General linear models have been the foundational statistical framework used to discover the ecological processes that explain the distribution and abundance of natural populations. Analyses of the rapidly expanding cache of environmental and ecological data, however, require advanced statistical methods to contend with complexities inherent to extremely large natural data sets. Modern machine learning frameworks such as gradient boosted trees efficiently identify complex ecological relationships in massive data sets, which are expected to result in accurate predictions of the distribution and abundance of organisms in nature. However, rigorous assessments of the theoretical advantages of these methodologies on natural data sets are rare. Here we compare the abilities of gradient boosted and linear models to identify environmental features that explain observed variations in the distribution and abundance of blacklegged tick () populations in a data set collected across New York State over a ten-year period. The gradient boosted and linear models use similar environmental features to explain tick demography, although the gradient boosted models found non-linear relationships and interactions that are difficult to anticipate and often impractical to identify with a linear modeling framework. Further, the gradient boosted models predicted the distribution and abundance of ticks in years and areas beyond the training data with much greater accuracy than their linear model counterparts. The flexible gradient boosting framework also permitted additional model types that provide practical advantages for tick surveillance and public health. The results highlight the potential of gradient boosted models to discover novel ecological phenomena affecting pathogen demography and as a powerful public health tool to mitigate disease risks.

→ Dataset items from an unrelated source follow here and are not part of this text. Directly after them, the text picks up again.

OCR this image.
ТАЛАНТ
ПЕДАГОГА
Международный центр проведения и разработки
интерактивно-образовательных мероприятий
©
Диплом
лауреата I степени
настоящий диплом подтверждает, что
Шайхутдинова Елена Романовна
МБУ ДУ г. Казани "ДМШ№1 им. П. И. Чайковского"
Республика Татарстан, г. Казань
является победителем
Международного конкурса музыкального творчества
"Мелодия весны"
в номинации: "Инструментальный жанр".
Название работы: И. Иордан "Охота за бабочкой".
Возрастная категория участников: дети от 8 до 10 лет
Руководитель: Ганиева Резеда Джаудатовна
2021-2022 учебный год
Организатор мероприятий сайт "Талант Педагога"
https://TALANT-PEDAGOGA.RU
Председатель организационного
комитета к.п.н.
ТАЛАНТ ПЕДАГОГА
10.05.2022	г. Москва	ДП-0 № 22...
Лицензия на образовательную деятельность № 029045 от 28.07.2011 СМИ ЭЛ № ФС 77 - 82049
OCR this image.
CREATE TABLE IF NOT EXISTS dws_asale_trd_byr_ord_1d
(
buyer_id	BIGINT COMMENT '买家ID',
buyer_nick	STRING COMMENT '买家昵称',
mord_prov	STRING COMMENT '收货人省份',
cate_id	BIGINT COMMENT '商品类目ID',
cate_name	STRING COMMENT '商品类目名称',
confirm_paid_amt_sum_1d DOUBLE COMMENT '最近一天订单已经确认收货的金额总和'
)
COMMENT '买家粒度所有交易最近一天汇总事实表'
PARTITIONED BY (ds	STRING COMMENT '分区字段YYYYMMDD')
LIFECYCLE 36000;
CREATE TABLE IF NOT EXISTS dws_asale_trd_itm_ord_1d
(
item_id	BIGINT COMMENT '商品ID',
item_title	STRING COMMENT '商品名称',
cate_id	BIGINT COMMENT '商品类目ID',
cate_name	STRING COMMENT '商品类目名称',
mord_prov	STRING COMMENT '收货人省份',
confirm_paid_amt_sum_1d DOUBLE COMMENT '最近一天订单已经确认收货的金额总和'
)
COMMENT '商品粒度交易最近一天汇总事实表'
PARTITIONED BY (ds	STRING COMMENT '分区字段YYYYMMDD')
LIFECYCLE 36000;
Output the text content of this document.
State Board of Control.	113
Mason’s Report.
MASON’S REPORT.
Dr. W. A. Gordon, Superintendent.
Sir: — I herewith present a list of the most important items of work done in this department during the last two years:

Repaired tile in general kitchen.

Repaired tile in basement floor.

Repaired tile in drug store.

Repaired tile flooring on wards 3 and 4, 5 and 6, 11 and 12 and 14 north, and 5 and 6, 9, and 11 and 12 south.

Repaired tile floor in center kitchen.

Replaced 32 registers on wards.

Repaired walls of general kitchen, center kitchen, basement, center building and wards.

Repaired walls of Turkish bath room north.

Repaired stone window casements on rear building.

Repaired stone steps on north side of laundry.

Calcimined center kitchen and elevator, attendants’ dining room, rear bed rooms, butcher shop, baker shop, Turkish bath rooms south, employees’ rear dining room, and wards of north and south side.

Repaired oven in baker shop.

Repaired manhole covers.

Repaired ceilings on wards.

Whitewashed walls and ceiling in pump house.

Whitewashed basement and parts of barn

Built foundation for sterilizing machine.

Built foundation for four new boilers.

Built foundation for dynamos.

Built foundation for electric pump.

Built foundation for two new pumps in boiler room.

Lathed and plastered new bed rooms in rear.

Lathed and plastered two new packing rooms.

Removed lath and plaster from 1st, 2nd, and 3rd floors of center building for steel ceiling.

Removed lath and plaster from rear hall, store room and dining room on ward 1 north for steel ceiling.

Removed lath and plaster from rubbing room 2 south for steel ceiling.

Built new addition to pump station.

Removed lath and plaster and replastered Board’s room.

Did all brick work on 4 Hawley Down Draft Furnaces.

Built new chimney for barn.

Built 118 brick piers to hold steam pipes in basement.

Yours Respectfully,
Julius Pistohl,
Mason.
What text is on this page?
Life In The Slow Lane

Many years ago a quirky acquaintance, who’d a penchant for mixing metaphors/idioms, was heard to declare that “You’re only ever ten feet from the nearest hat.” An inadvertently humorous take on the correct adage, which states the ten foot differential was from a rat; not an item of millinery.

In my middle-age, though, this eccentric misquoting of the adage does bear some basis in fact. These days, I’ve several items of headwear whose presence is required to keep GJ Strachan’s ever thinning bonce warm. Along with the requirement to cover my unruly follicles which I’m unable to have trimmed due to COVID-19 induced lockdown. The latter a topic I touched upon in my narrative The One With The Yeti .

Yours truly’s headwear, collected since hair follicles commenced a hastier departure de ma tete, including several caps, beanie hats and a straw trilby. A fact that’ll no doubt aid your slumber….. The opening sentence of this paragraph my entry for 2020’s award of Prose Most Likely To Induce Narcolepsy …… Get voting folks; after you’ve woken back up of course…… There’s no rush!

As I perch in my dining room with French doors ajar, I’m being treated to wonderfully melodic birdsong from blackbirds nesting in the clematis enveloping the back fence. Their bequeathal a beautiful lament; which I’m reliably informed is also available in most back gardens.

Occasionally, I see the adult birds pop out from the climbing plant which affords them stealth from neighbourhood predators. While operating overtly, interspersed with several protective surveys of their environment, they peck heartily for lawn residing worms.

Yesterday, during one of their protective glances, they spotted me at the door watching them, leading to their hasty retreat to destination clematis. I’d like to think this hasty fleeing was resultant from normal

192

一般线性模型一直是用于发现解释自然种群分布和丰度的生态过程的基础统计框架。然而,对迅速扩充的环境和生态数据集进行分析,需要先进的统计方法来应对超大型自然数据集固有的复杂性。诸如梯度提升树等现代机器学习框架能够在海量数据集中高效识别复杂的生态关系,有望准确预测自然界中生物的分布和丰度。然而,对这些方法在自然数据集上的理论优势进行严格评估的情况却很少见。在此,我们比较了梯度提升模型和线性模型识别环境特征的能力,这些环境特征可解释在纽约州十年间收集的数据集中黑腿蜱()种群分布和丰度的观测变化。梯度提升模型和线性模型使用相似的环境特征来解释蜱虫种群统计学特征,不过梯度提升模型发现了非线性关系和相互作用,这些关系难以预测,在线性建模框架下往往也难以识别。此外,梯度提升模型在预测训练数据之外的年份和区域的蜱虫分布和丰度时,比对应的线性模型精确得多。灵活的梯度提升框架还允许使用其他模型类型,这些模型类型在蜱虫监测和公共卫生方面具有实际优势。研究结果凸显了梯度提升模型在发现影响病原体种群统计学特征的新生态现象方面的潜力,以及作为减轻疾病风险的强大公共卫生工具的潜力。